The all-inclusive holiday has been revived as travellers try to keep to a tight budget. Going all-inclusive has become hugely popular due to the recession, as holiday makers keep the holiday spending to a minimum.
Now First Choice, one of the UK’s largest travel operators, has announced it will be embracing this trend and making all of its holidays all-inclusive from 2012. This leaves travellers to pay for their holiday and need little in the way of spending money when actually abroad. Everything from flights, to food and drink – including alcoholic beverages – are included
Johan Lundgren, the UK and Ireland managing director of First Choice’s parent company Tui said: ‘All-inclusive is becoming the holiday of choice for many British consumers, offering them great value for money, yet there is no mainstream holiday company currently offering a completely all-inclusive portfolio’.
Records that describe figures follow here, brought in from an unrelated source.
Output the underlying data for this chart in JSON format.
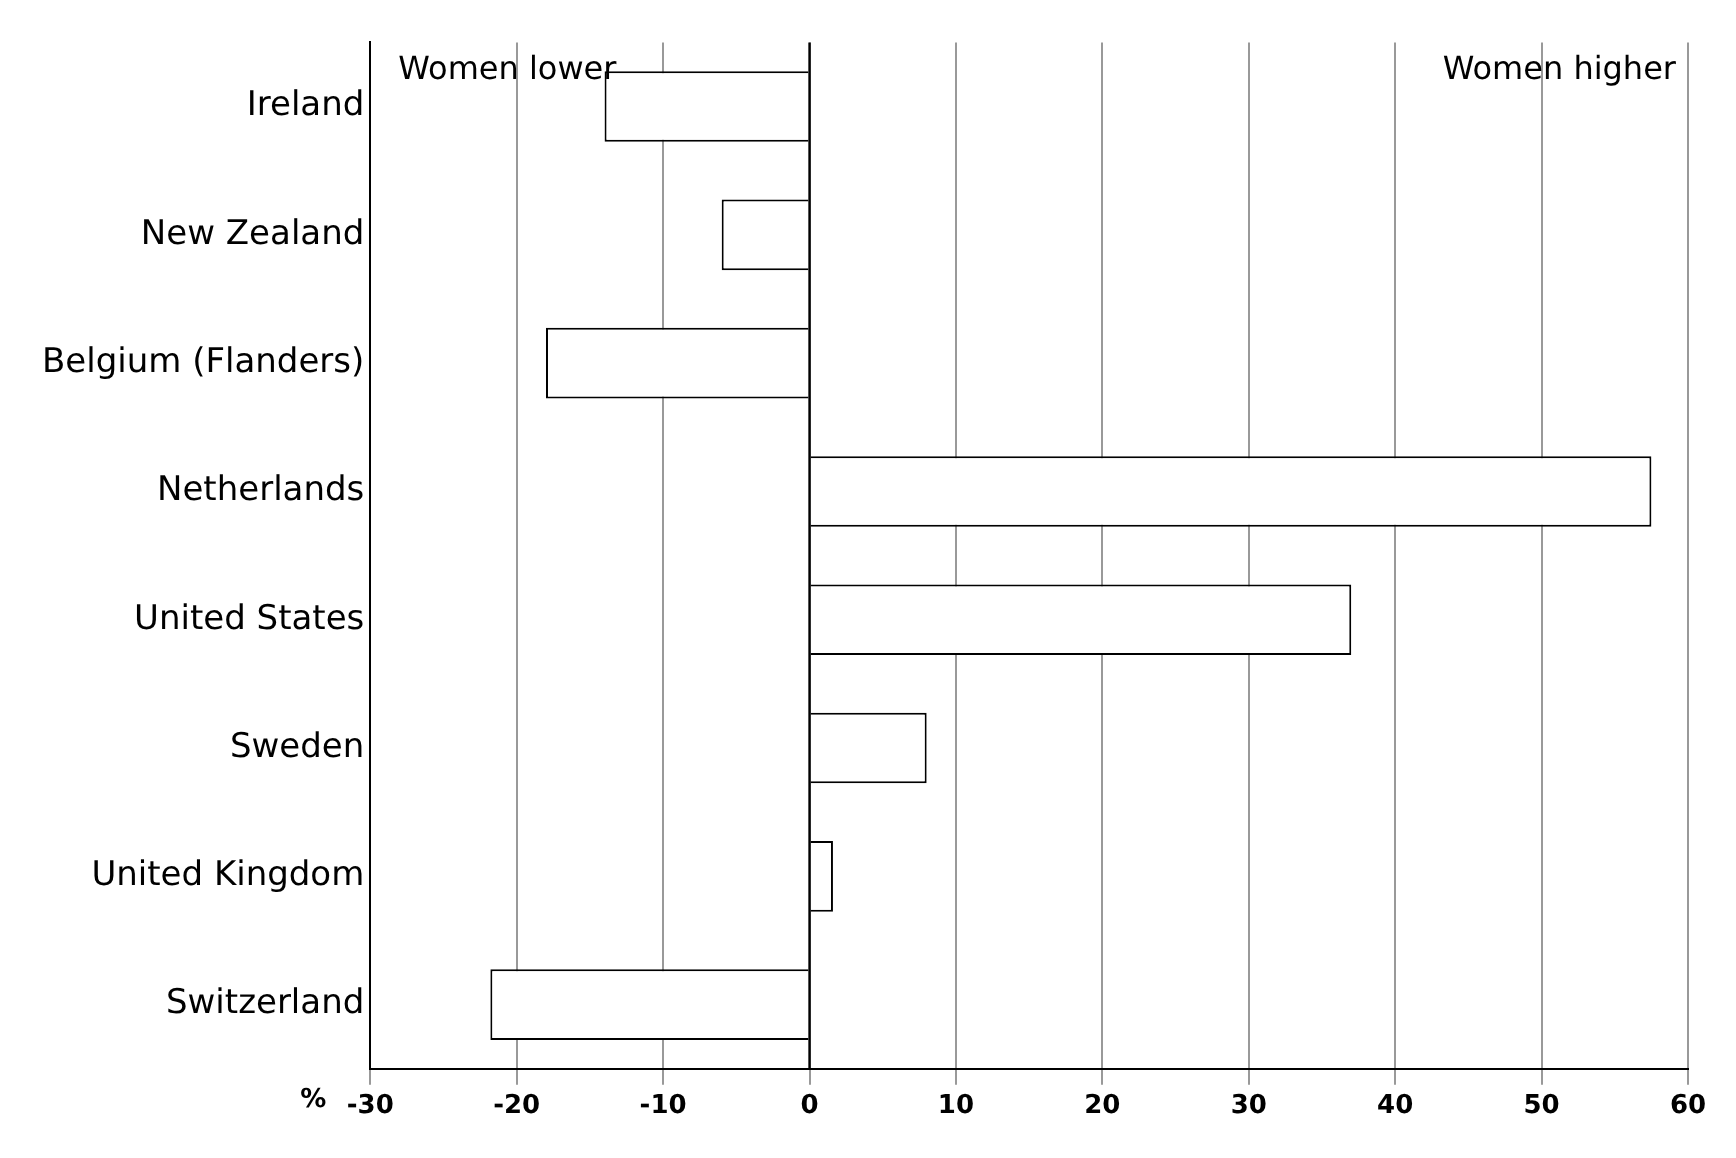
{
  "chart_data": {
    "type": "bar",
    "orientation": "horizontal",
    "categories": [
      "Ireland",
      "New Zealand",
      "Belgium (Flanders)",
      "Netherlands",
      "United States",
      "Sweden",
      "United Kingdom",
      "Switzerland"
    ],
    "values": [
      -14,
      -6,
      -18,
      57.5,
      37,
      8,
      1.6,
      -21.8
    ],
    "color": "#ffffff",
    "xlim": [
      -30,
      60
    ],
    "xticks": [
      -30,
      -20,
      -10,
      0,
      10,
      20,
      30,
      40,
      50,
      60
    ],
    "xlabel": "%",
    "grid": "x",
    "legend": false,
    "annotations": [
      "Women lower",
      "Women higher"
    ]
  }
}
He continued: ‘People can leave their wallets at home and relax – they won’t have to worry about spending money when they’re abroad’.
Promising to continue to offer highly competitive prices, First Choice have said families can expect to save around £500 by going all-inclusive rather than just bed and breakfast.
Growth in the all-inclusive market has been huge, rising 32 per cent in the last five years, which has lead to this change.
All-inclusive deals currently being offered on the First Choice website for travel in April include seven nights in the Algarve from £264 and four nights in Cyprus from £323.